Nvidia’s hardware, particularly its A100 and H100 series, has become the standard for training and inferencing large machine learning models. That’s partly because of PyTorch’s dependence on Cuda, which is tied to Nvidia hardware. PyTorch has become the dominant machine learning framework, and has carried Nvidia along with it. And as a result, Nvidia can’t keep up with the demand.
The investor public discovered that Nvidia, several years into building AI hardware, is now an AI hardware maker as of this quarter, rocketing it to a near-trillion dollar valuation. But its dominance in AI has led to all of the biggest machine learning developers clamoring for its hardware for some time now—particularly its new H100-series, in which I’ve heard companies like Inflection are working clusters as large as 10,000 nodes.

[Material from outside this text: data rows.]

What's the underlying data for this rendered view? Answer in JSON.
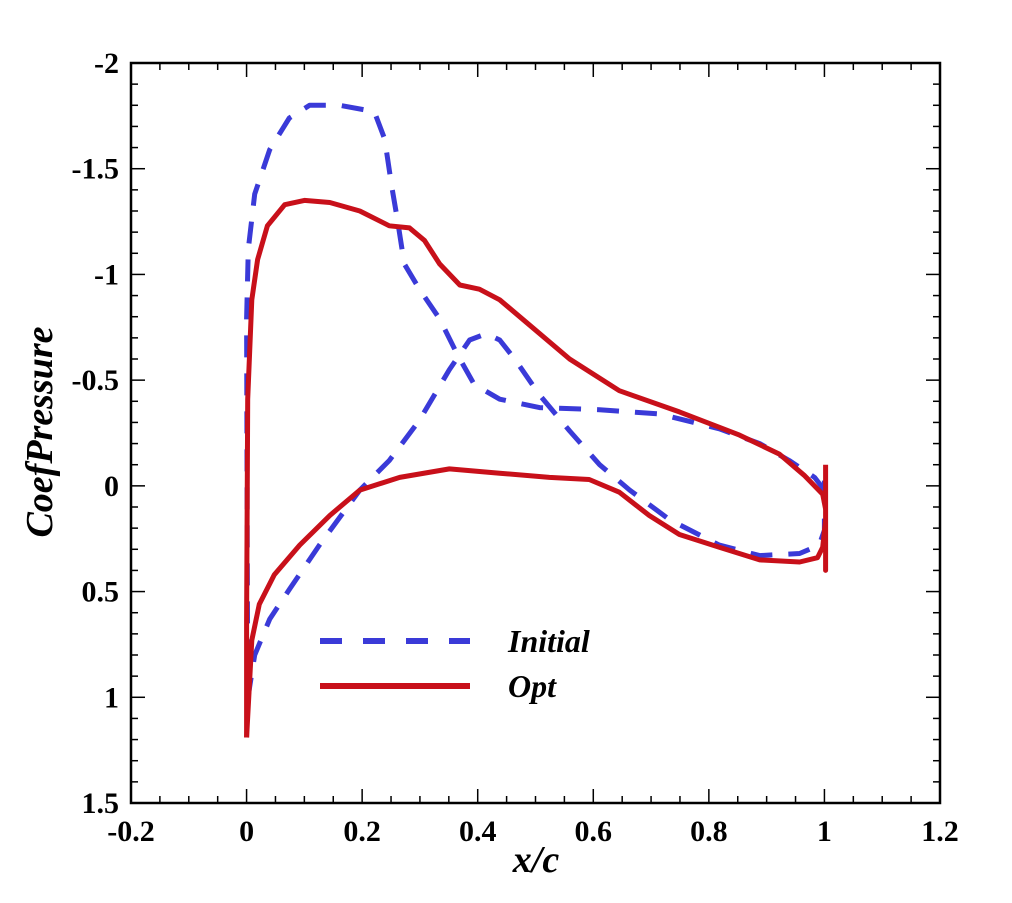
{
  "chart_data": {
    "type": "line",
    "title": "",
    "xlabel": "x/c",
    "ylabel": "CoefPressure",
    "xlim": [
      -0.2,
      1.2
    ],
    "ylim": [
      -2,
      1.5
    ],
    "y_inverted": true,
    "xticks": [
      -0.2,
      0,
      0.2,
      0.4,
      0.6,
      0.8,
      1,
      1.2
    ],
    "xtick_labels": [
      "-0.2",
      "0",
      "0.2",
      "0.4",
      "0.6",
      "0.8",
      "1",
      "1.2"
    ],
    "yticks": [
      -2,
      -1.5,
      -1,
      -0.5,
      0,
      0.5,
      1,
      1.5
    ],
    "ytick_labels": [
      "-2",
      "-1.5",
      "-1",
      "-0.5",
      "0",
      "0.5",
      "1",
      "1.5"
    ],
    "grid": false,
    "legend_position": "lower-center",
    "series": [
      {
        "name": "Initial",
        "color": "#3a3ad8",
        "style": "dashed",
        "segments": [
          [
            [
              0.002,
              1.01
            ],
            [
              0,
              -0.79
            ],
            [
              0.003,
              -1.12
            ],
            [
              0.014,
              -1.38
            ],
            [
              0.04,
              -1.59
            ],
            [
              0.074,
              -1.74
            ],
            [
              0.109,
              -1.8
            ],
            [
              0.161,
              -1.8
            ],
            [
              0.221,
              -1.77
            ],
            [
              0.239,
              -1.64
            ],
            [
              0.251,
              -1.42
            ],
            [
              0.261,
              -1.26
            ],
            [
              0.273,
              -1.05
            ],
            [
              0.299,
              -0.93
            ],
            [
              0.334,
              -0.79
            ],
            [
              0.365,
              -0.62
            ],
            [
              0.394,
              -0.48
            ],
            [
              0.438,
              -0.41
            ],
            [
              0.507,
              -0.37
            ],
            [
              0.611,
              -0.36
            ],
            [
              0.715,
              -0.34
            ],
            [
              0.818,
              -0.27
            ],
            [
              0.888,
              -0.2
            ],
            [
              0.939,
              -0.12
            ],
            [
              0.983,
              -0.04
            ],
            [
              1.0,
              0.02
            ]
          ],
          [
            [
              0.002,
              1.01
            ],
            [
              0.014,
              0.8
            ],
            [
              0.04,
              0.63
            ],
            [
              0.074,
              0.49
            ],
            [
              0.126,
              0.28
            ],
            [
              0.196,
              0.02
            ],
            [
              0.247,
              -0.12
            ],
            [
              0.299,
              -0.31
            ],
            [
              0.351,
              -0.55
            ],
            [
              0.386,
              -0.69
            ],
            [
              0.415,
              -0.72
            ],
            [
              0.438,
              -0.69
            ],
            [
              0.464,
              -0.6
            ],
            [
              0.507,
              -0.43
            ],
            [
              0.559,
              -0.26
            ],
            [
              0.611,
              -0.1
            ],
            [
              0.663,
              0.02
            ],
            [
              0.732,
              0.16
            ],
            [
              0.818,
              0.28
            ],
            [
              0.888,
              0.33
            ],
            [
              0.957,
              0.32
            ],
            [
              0.991,
              0.28
            ],
            [
              1.0,
              0.21
            ],
            [
              1.0,
              -0.1
            ]
          ]
        ]
      },
      {
        "name": "Opt",
        "color": "#c8101a",
        "style": "solid",
        "segments": [
          [
            [
              0,
              1.19
            ],
            [
              0,
              0.63
            ],
            [
              0.002,
              -0.41
            ],
            [
              0.009,
              -0.88
            ],
            [
              0.019,
              -1.07
            ],
            [
              0.036,
              -1.23
            ],
            [
              0.066,
              -1.33
            ],
            [
              0.1,
              -1.35
            ],
            [
              0.144,
              -1.34
            ],
            [
              0.196,
              -1.3
            ],
            [
              0.247,
              -1.23
            ],
            [
              0.282,
              -1.22
            ],
            [
              0.308,
              -1.16
            ],
            [
              0.334,
              -1.05
            ],
            [
              0.369,
              -0.95
            ],
            [
              0.403,
              -0.93
            ],
            [
              0.438,
              -0.88
            ],
            [
              0.49,
              -0.76
            ],
            [
              0.559,
              -0.6
            ],
            [
              0.645,
              -0.45
            ],
            [
              0.749,
              -0.35
            ],
            [
              0.853,
              -0.24
            ],
            [
              0.922,
              -0.15
            ],
            [
              0.965,
              -0.05
            ],
            [
              0.997,
              0.04
            ],
            [
              1.002,
              0.11
            ]
          ],
          [
            [
              0,
              1.19
            ],
            [
              0.009,
              0.73
            ],
            [
              0.022,
              0.56
            ],
            [
              0.048,
              0.42
            ],
            [
              0.092,
              0.28
            ],
            [
              0.144,
              0.14
            ],
            [
              0.196,
              0.02
            ],
            [
              0.265,
              -0.04
            ],
            [
              0.351,
              -0.08
            ],
            [
              0.438,
              -0.06
            ],
            [
              0.524,
              -0.04
            ],
            [
              0.593,
              -0.03
            ],
            [
              0.645,
              0.03
            ],
            [
              0.697,
              0.14
            ],
            [
              0.749,
              0.23
            ],
            [
              0.818,
              0.29
            ],
            [
              0.888,
              0.35
            ],
            [
              0.957,
              0.36
            ],
            [
              0.988,
              0.34
            ],
            [
              0.997,
              0.29
            ],
            [
              1.002,
              0.16
            ],
            [
              1.002,
              0.4
            ],
            [
              1.002,
              -0.1
            ]
          ]
        ]
      }
    ]
  }
}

The Information in March also reported that Microsoft was rationing access to A100s for internal teams. I’ve even heard Google’s TPUs are harder to snag for Googlers internally these days, who historically had readily available access to them.
This scarcity of hardware—particularly Nvidia hardware—has significant ramifications for the machine learning ecosystem as the large foundation model developers, like Inflection and OpenAI, fight for access to it. And it’s led smaller developers to get much more creative in the way they develop and deploy models.